For the first time Truth: A Contemporary Reader brings together the essays that have shaped two aspects of a fundamental philosophical topic: the nature of truth and the value of truth.
Featuring 28 essays from 1878 to 2011, this reader includes work by leading philosophers such as Hilary Putnam, Michael P. Lynch, Michael Dummet and Donald Davidson, as well as Bertrand Russell and Charles S. Peirce.
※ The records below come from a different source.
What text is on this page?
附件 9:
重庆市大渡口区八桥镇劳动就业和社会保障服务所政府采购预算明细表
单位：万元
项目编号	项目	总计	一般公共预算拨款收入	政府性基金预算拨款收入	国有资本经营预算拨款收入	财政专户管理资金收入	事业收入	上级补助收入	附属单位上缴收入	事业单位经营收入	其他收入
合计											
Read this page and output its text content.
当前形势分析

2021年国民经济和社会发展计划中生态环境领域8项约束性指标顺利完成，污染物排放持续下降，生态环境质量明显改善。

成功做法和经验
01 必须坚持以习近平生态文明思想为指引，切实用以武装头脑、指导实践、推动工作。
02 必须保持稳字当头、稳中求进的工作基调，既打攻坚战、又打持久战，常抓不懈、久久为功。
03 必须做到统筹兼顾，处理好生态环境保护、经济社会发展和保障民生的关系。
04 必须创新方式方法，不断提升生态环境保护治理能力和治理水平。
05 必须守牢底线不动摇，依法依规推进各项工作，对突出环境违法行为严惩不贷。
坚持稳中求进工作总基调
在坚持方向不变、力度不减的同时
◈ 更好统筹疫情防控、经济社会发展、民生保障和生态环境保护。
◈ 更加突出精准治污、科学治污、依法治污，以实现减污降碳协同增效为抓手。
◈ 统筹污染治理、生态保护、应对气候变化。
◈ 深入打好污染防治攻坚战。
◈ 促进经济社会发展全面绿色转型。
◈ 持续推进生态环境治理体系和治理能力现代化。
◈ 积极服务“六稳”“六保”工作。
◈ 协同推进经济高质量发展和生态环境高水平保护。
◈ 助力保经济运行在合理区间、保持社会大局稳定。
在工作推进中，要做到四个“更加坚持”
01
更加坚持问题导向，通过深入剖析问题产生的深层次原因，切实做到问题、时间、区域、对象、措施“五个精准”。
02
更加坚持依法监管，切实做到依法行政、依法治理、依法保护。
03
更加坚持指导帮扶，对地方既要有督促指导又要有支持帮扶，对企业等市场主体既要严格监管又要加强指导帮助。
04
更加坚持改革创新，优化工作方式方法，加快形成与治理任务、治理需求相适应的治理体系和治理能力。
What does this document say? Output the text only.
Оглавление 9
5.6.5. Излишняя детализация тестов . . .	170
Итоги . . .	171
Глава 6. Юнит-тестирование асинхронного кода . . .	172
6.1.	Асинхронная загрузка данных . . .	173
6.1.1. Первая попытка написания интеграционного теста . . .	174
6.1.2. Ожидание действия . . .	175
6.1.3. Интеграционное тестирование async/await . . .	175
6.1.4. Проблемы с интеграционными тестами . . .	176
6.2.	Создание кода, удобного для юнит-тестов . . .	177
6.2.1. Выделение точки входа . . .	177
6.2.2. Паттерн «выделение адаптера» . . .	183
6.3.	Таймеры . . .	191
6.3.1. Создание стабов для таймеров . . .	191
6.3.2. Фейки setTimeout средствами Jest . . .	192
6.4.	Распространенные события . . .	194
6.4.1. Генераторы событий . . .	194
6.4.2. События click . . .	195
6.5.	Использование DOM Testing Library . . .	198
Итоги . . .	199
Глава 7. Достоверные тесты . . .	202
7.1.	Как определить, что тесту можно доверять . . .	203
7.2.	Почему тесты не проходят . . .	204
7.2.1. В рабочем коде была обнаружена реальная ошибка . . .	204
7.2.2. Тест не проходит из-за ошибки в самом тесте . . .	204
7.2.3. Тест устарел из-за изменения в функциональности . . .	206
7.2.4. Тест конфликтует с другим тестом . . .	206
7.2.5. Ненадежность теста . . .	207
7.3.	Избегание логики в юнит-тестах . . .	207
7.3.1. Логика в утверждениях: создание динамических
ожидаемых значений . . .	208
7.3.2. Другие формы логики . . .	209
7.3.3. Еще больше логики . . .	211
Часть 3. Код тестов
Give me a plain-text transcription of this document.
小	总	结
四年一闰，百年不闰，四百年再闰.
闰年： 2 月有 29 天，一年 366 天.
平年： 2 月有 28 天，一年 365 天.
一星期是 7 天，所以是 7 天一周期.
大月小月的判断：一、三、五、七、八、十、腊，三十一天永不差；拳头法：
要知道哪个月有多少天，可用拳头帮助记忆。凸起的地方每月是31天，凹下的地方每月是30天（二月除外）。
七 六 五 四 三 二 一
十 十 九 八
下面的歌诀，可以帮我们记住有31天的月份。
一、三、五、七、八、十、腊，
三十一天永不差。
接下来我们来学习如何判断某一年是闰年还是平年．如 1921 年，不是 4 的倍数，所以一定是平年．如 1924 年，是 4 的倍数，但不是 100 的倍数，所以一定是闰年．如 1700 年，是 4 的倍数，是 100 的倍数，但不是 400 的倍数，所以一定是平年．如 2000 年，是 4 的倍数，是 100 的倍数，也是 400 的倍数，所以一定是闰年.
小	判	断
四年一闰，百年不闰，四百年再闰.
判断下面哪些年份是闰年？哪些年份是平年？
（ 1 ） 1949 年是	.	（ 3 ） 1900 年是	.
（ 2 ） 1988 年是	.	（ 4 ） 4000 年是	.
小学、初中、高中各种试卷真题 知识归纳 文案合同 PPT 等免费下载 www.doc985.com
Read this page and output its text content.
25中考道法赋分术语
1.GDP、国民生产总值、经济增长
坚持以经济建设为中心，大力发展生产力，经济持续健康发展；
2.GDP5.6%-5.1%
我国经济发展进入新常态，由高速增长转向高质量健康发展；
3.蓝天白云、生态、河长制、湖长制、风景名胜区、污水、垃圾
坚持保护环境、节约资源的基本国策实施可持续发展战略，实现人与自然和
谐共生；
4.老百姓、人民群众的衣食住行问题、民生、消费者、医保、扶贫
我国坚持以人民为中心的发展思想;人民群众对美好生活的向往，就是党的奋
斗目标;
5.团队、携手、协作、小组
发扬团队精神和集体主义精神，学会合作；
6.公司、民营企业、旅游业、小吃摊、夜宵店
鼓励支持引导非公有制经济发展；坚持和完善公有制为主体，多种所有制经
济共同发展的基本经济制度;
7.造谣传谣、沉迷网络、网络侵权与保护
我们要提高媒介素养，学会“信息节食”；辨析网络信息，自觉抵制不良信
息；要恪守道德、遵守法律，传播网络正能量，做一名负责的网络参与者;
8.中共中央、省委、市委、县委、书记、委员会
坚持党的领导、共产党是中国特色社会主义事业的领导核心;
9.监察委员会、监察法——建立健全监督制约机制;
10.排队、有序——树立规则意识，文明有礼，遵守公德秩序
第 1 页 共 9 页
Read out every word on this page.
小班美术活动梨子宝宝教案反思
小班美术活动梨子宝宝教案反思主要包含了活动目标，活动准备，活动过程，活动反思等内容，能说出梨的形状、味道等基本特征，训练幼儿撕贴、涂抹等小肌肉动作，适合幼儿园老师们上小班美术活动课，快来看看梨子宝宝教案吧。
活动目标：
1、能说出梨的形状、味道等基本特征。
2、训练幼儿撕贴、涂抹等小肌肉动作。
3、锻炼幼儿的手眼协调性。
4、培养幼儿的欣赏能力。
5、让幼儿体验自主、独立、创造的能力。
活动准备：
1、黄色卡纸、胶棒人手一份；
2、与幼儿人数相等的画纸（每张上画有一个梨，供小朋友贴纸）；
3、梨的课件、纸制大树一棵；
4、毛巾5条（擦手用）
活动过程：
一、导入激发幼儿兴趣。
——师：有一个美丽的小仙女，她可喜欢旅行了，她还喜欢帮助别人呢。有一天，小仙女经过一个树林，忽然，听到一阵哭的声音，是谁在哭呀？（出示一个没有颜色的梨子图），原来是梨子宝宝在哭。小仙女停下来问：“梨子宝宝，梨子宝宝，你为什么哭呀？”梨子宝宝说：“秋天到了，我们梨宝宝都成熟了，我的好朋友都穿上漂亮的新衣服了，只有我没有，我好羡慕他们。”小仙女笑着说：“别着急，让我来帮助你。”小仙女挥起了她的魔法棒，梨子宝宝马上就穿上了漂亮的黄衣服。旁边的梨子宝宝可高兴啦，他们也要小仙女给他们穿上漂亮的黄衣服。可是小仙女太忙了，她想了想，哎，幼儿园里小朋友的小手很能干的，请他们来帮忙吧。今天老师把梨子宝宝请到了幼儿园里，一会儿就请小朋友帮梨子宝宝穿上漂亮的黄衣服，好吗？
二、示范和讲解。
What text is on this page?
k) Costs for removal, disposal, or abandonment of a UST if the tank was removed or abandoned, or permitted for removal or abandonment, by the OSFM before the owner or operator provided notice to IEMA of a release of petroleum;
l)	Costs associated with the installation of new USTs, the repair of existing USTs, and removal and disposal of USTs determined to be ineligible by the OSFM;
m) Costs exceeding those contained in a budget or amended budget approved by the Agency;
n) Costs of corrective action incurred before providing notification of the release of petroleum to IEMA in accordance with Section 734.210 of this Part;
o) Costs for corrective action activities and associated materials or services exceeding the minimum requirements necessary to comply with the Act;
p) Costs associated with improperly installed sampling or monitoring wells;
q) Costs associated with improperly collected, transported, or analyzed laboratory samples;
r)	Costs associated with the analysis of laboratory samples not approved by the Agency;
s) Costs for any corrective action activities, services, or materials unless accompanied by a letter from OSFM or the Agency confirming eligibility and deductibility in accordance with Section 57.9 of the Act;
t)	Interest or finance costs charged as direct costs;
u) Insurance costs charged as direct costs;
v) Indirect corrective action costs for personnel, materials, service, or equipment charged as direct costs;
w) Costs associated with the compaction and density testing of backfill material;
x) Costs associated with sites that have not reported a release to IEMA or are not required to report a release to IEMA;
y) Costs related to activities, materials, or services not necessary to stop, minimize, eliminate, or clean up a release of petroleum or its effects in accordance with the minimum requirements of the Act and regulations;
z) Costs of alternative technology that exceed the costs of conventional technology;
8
Telling the story of how the development of the central 'grand proposals' about the nature of truth were gradually dethroned by the rise of Tarski's semantic conception of truth and other 20th and 21st-century theories, the reader also demonstrates how truth is often taken to be valuable in various ways, seen as the norm of correctness for belief and assertion, for example.
With introductory overviews to each group of related papers complemented by guides to further reading and a glossary, this reader introduces the central debates, familiarizes students with the most important work in the field and covers pivotal theories of truth including:
- Correspondence theories
- Coherentism, pragmatism, verificationism
- Deflationary theories
The connection between the nature and value of truth is intimate. By showing how thoughts about truth and value bear heavily on one another, A Reader in the Nature and Value of Truth provides new opportunities for understanding and advancing the link between these central topics. Including specially-commissioned essays identifying new research directions, this is an essential collection for anyone studying or working in metaphysics, epistemology, and the philosophy of language today.